Costs - Party and party costs - Offers to settle - General (incl. what constitutes and validity) - Seven months prior to trial in a personal injury action, the defendant municipality made an offer to settle on a "without costs basis" provided that the plaintiff agreed to a dismissal of her claim - Acceptance could be communicated to the municipality any time before the trial began unless it was withdrawn in writing - Two months prior to trial, the municipality wrote a letter advising that they were renewing their offer to settle until the end of the next day (December 19, 2011), after which they needed to prepare for trial and would be seeking costs and disbursements from that date forward - The letter did not withdraw the offer to settle - Ten days prior to the trial, the plaintiff accepted the offer - The municipality requested their costs after December 19, 2011, based on the former offer to settle (Civil Procedure Rule 10.08) - The Nova Scotia Supreme Court denied the request - The court refused to infer that the plaintiff had no intention of proceeding to trial - The facts were at least as consistent with the notion of her intending to go to trial but deciding against it, as with never having intended to go to trial - The municipality's request for costs was in opposition to their own settlement offer - Rule 10.08 did not apply because costs were addressed in the offer to settle - Even if it applied, the court would have had to also consider the plaintiff's costs prior to the offer under rule 10.08(2)(a) - Rule 10.05(4) described what an offer had to include to settle all claims - "Settlement on a without cost basis" meant no costs or a zero amount which satisfied the stated amount requirement (rule 10.05(4)(a)) - The other rule 10.05 requirements were satisfied - If settlement was to be encouraged, parties had to assume that they could rely on formal offers to settle until they were withdrawn.

Cases Noticed:

Gammell v.
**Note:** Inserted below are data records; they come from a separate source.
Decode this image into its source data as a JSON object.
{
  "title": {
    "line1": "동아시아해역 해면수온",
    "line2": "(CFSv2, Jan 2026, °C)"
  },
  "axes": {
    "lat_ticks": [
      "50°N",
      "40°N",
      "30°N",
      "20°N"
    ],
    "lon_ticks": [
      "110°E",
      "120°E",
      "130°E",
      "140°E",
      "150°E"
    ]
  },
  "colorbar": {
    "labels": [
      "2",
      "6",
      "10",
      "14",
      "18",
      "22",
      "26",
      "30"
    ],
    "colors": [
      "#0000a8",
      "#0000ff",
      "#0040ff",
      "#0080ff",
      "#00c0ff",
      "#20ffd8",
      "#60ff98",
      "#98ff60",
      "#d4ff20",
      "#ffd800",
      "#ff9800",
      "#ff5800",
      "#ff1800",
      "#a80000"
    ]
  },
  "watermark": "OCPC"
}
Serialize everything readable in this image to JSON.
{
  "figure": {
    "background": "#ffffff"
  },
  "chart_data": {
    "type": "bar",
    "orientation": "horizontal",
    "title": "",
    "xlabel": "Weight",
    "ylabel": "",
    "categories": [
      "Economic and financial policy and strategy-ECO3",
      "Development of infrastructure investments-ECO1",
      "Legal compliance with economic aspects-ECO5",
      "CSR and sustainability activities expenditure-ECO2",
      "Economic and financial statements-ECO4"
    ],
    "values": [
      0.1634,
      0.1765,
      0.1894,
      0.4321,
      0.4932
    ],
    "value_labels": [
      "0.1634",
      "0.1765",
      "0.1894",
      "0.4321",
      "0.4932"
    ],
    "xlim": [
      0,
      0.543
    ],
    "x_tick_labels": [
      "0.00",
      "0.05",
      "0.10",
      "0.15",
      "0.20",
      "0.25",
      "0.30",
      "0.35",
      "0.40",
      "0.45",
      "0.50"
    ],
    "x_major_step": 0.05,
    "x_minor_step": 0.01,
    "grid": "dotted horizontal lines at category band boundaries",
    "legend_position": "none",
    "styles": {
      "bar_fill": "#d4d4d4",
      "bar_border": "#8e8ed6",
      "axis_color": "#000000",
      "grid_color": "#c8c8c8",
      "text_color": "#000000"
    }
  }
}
Sobeys Group Inc. (2011), 306 N.S.R.(2d) 61; 968 A.P.R. 61; 2011 NSSC 190, consd. [para. 13].

Statutes Noticed:

Civil Procedure Rule (N.S.), 1999, rule 10.05(4)(a) [para. 19]; rule 10.08(2) [para. 16].

Counsel:

Robert B. Carter, for the plaintiff;

E.R. MacLaurin, for the defendant.

This matter was heard at Halifax, Nova Scotia, on February 20, 2012, by Murray, J., of the Nova Scotia Supreme Court, who delivered the following judgment orally on March 1, 2012, and in writing on March 21, 2012.